0
votes

Below is my setting in flume.conf:

agent.sources = srcpv
agent.channels = chlpv
agent.sinks = hdfsSink
agent.sources.srcpv.type = exec
agent.sources.srcpv.command = tail -F /var/log/collector/web/pv.log
agent.sources.srcpv.channels = chlpv
agent.channels.chlpv.type = memory
agent.channels.chlpv.capacity = 1000000
agent.channels.chlpv.transactionCapacity = 100
agent.sinks.hdfsSink.type = hdfs
agent.sinks.hdfsSink.channel = chlpv
agent.sinks.hdfsSink.hdfs.path = hdfs://hadoop01:8020/flume/web/pv/
agent.sinks.hdfsSink.hdfs.filePrefix = pv-
agent.sinks.hdfsSink.hdfs.rollSize = 1024
agent.sinks.hdfsSink.hdfs.rollInterval= 30
agent.sinks.hdfsSink.hdfs.rollCount = 10

I'd like the file can rolled at certain size or interval, but the roll setting (rollSize, rollInterval, rollCount) cannot take effect, no hdfs file generated.
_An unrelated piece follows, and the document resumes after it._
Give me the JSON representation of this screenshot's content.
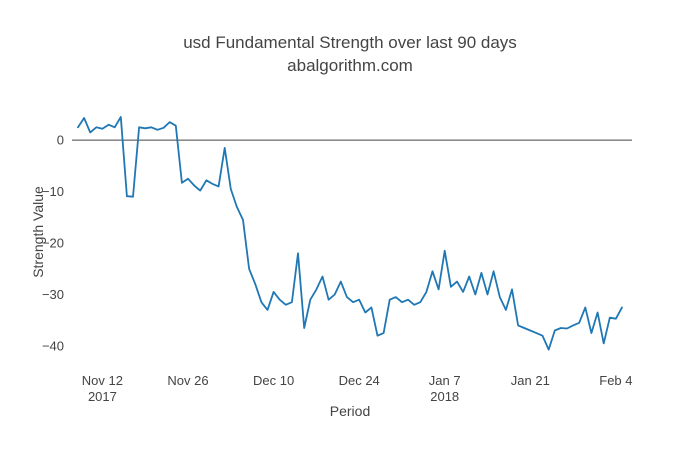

And I got this error after several minutes:

[SinkRunner-PollingRunner-DefaultSinkProcessor] ERROR org.apache.flume.sink.hdfs.HDFSEventSink - process failed java.lang.OutOfMemoryError: GC overhead limit exceeded

Can anyone help to point out the appropriate HDFS Sink setting?

1

1 Answers

0
votes

It seems you are running out of Java Memory when running flume.

You can try adding the below line in the flume-env.sh file:

export JAVA_OPTS="-Xms100m -Xmx2g -Dcom.sun.management.jmxremote"

Increase the value Xmx as per your system configuration.

Hope this helps :)